One of the silliest arguments in the bike universe -- bike lanes, pro or con -- has flared up again. As is typical for this day and age, the current flare-up involves Portland, Oregon, the poster child among cities for implementation of bike lanes and the favorite target of facilities-averse 'vehicular cyclists.'
Last fall two Portland riders were crushed by right-turning trucks. Both riders had been positioned in Portland's ubiquitous bike lanes before the incidents. People who spend a lot of time and energy hating bike lanes immediately incorporated the tragedies into their diatribes. Deaths that were already relatively high-profile locally-- in most other cities the victims would have passed without much notice at all, while in Portland their deaths were the focus of cyclists and non-cyclists alike -- became fodder for rabid anti-facilities refuseniks thousands of miles away. Such silliness has recently been pushed to a new level by John Schubert in his column in Adventure Cyclist magazine.Adventure Cyclist is not available on-line, but you can download the article by visiting BikePortland's commentary about it.

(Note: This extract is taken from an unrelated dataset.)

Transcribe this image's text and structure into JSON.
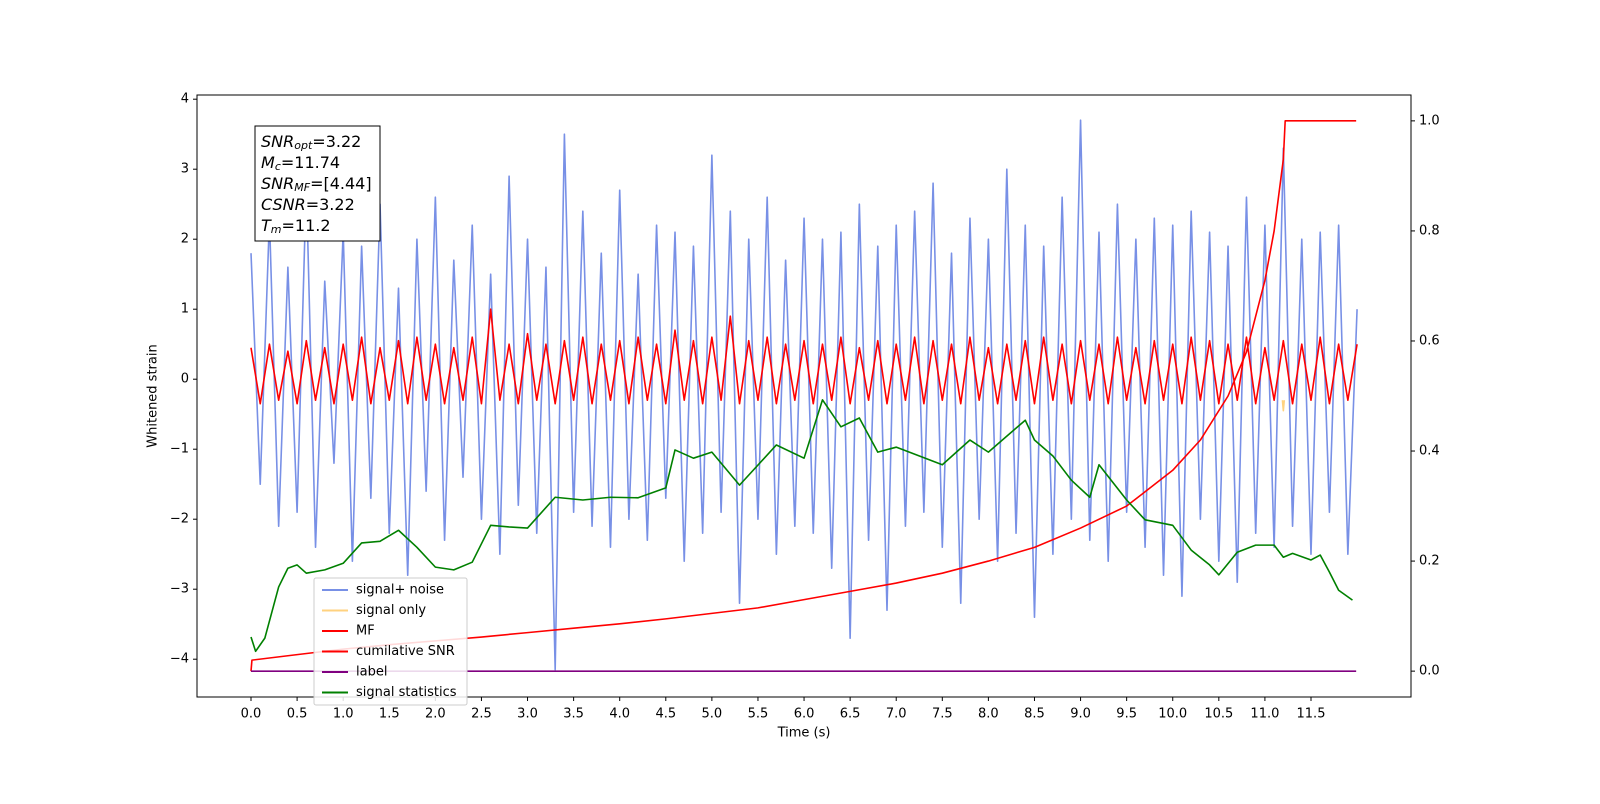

In a column titled "Portland's Agony," Schubert's main thrust is given in the subtitle: "Two cyclists died as a result of poorly-designed traffic control devices." In other words, blame the bike lanes. In this view, all the problems of bicycling traffic safety can be solved with paint thinner.

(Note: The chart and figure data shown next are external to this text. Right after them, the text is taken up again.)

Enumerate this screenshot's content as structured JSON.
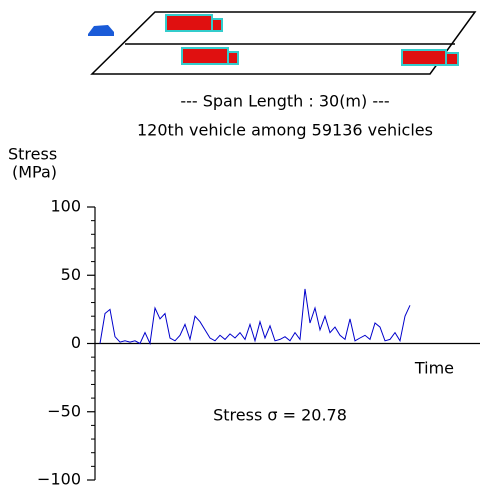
{
  "header": {
    "span_text": "--- Span Length : 30(m) ---",
    "vehicle_text": "120th vehicle among 59136 vehicles"
  },
  "chart_data": {
    "type": "line",
    "y_label_lines": [
      "Stress",
      "(MPa)"
    ],
    "x_label": "Time",
    "annotation": "Stress  σ = 20.78",
    "values": [
      0,
      22,
      25,
      5,
      1,
      2,
      1,
      2,
      0,
      8,
      0,
      26,
      18,
      22,
      4,
      2,
      6,
      14,
      3,
      20,
      16,
      10,
      4,
      2,
      6,
      3,
      7,
      4,
      8,
      3,
      14,
      2,
      16,
      4,
      13,
      2,
      3,
      5,
      2,
      8,
      3,
      40,
      15,
      26,
      10,
      20,
      8,
      12,
      6,
      3,
      18,
      2,
      4,
      6,
      3,
      15,
      12,
      2,
      3,
      8,
      2,
      20,
      28
    ],
    "color": "#0000cc",
    "ylim": [
      -100,
      100
    ],
    "yticks": [
      {
        "value": -100,
        "label": "−100"
      },
      {
        "value": -50,
        "label": "−50"
      },
      0,
      50,
      100
    ],
    "minor_yticks": [
      -90,
      -80,
      -70,
      -60,
      -40,
      -30,
      -20,
      -10,
      10,
      20,
      30,
      40,
      60,
      70,
      80,
      90
    ]
  }
}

I wrote previously about the deaths of Tracey Sparling ('I HAD MY HAZARDS ON') and Brett Jarolimek (36 FEET) and tried to relate that there are often subtle contributing factors in such incidents that aren't immediately apparent and may never become so. Often the causal factors that emerge are different than those imagined in our first knee-jerk reactions to news of the event: what seems obvious often isn't. In these particular incidents, for instance, one of the victims may have been lured into a fatal position by a cement truck sitting parked with its hazards on for over a minute; the other victim was rolling fast toward a trash truck that he may not have been able to see due to an obstructed line of sight. To claim outright that these very different incidents that occurred on very different roads can both be pinned on bike lanes, and leave it at that, is amazingly short-sighted or disingenuous. Of course bike lanes may have contributed to these tragedies, but to imply that such things won't happen on streets without bike lanes is highly irresponsible. Riders have been known to park in blind spots and pass on the right and enter intersections at high speed anywhere there is space to do it, no bike lane required.
Portland's Agony? Indeed, if bike lanes are as dangerous as some insist, Portland should have an elevated number of cyclist fatalities to match its elevated number of bike lanes and elevated number of cyclists. There should be constant carnage on the streets of PDX. But, as Roger Geller, the city's bike coordinator, aptly points out in his answer to Schubert, that doesn't seem to be the case. Portland doesn't seem to have an unusually high number of fatalities. In fact, according to Geller, the accident rate for Portland cyclists is dropping 'precipitously' as the cycling population grows.
Meanwhile, cyclists all over get hit by cars while riding on non-bike-laned streets, at a much greater frequency than incidents involving bike lanes. Of course you won't hear Schubert or his compadres moaning about these non-bike-laned streets somehow causing the deaths of those who get run over while riding on them -- only bike lanes do that.
The danger of bike lanes has been greatly exagerrated by some. The whole issue is far less consequential for cyclists than Schubert and others would have you believe, in my opinion. That said, I agree with Schubert that bike lanes are generally inappropriate for a crowded and tight downtown area like Portland's. I don't think they help matters and believe Portland cyclists would be better off with a system of large 'sharrows' installed in the middle of the street, like those in Santa Fe, NM. Outside downtown it's a different matter.